Beim offenen Zuhören ist es außerdem wichtig, das Gesagte nicht mit unserer Meinung, also unserem Bild der Situation zu vergleichen. Dass wir nicht gleich im Kopf eine Art „Gegenangriff“ starten, um den anderen von unserer Meinung zu überzeugen, die doch die einzig logische, klare, oder sinnvolle Antwort auf bestimmte Fragen zu sein scheint.
Wenn wir offen zuhören, geben wir uns auch selbst die Möglichkeit, unser Schwarz-Weiß-Denken abzulegen, und die vielen unterschiedlichen Farben und Graustufen zu erforschen, die in dieser Welt zu finden sind.

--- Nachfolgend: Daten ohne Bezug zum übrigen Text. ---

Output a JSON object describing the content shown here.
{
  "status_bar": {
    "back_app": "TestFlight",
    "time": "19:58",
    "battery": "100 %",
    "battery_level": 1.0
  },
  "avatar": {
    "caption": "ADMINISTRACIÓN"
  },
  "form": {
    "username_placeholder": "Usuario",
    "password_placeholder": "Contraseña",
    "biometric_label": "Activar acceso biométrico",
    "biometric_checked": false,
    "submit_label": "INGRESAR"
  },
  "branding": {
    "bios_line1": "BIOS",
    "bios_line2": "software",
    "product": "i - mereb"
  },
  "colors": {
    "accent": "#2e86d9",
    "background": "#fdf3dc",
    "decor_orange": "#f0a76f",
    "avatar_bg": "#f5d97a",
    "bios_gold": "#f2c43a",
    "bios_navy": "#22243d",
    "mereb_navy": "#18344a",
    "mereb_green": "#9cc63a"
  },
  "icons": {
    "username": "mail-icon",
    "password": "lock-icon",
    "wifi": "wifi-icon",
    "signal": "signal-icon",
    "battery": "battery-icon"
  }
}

Meinungen auch mal stehen lassen
Wir sind es meist gewohnt, dass Gespräche mit unterschiedlichen Meinungen schnell zu Diskussionen führen, wessen Sichtweise die richtige ist, und welche falsch. Wenn wir aber von einer inneren Haltung kommen, dass es nicht nur eine richtige Antwort gibt, sondern etwa ein Baum gleichzeitig braun, grün, rau und majestätisch sein kann, können wir lernen, dass unser aller Meinungen gleichzeitig da sein dürfen. Dass sie vielleicht sogar alle ihre Daseinsberechtigung haben. Dass sie vielleicht sogar alle auf ihre Weise, und von der jeweiligen Perspektive aus, einen Sinn ergeben. Das bedeutet nicht, dass wir der Meinung oder Sichtweise des anderen zustimmen. Wir akzeptieren lediglich, dass er oder sie diesen Standpunkt vertritt.
Was wäre wenn…
Sich manchmal auch “Was wäre wenn…“-Fragen zu stellen, kann ebenfalls helfen. Dann fragen wir uns etwa „Was wäre, wenn die andere Person auch zu einem gewissen Grad recht hat?“, oder „Was wäre, wenn mein Gegenüber so lange nur die eine Meinung gehört hat, und sie/er niemals dazu ermutigt wurde, sich selbst eine Meinung zu bilden?“. Wir können uns aber auch fragen „Was wäre, wenn die/der andere schlichtweg so verzweifelt ist, und nicht mehr weiß, wem sie/er glauben kann?“
„Was wäre wenn…“-Fragen, aber auch andere Fragen, die einem helfen, sich in die andere Person hineinzuversetzen, sie besser zu verstehen, und ein vollständigeres Bild der Situation zu bekommen, können uns helfen, aus unserer eigenen Position hinauszutreten. Dadurch können wir selbst mal überrascht werden, wie eine weitere Perspektive auch unser Leben bereichern kann.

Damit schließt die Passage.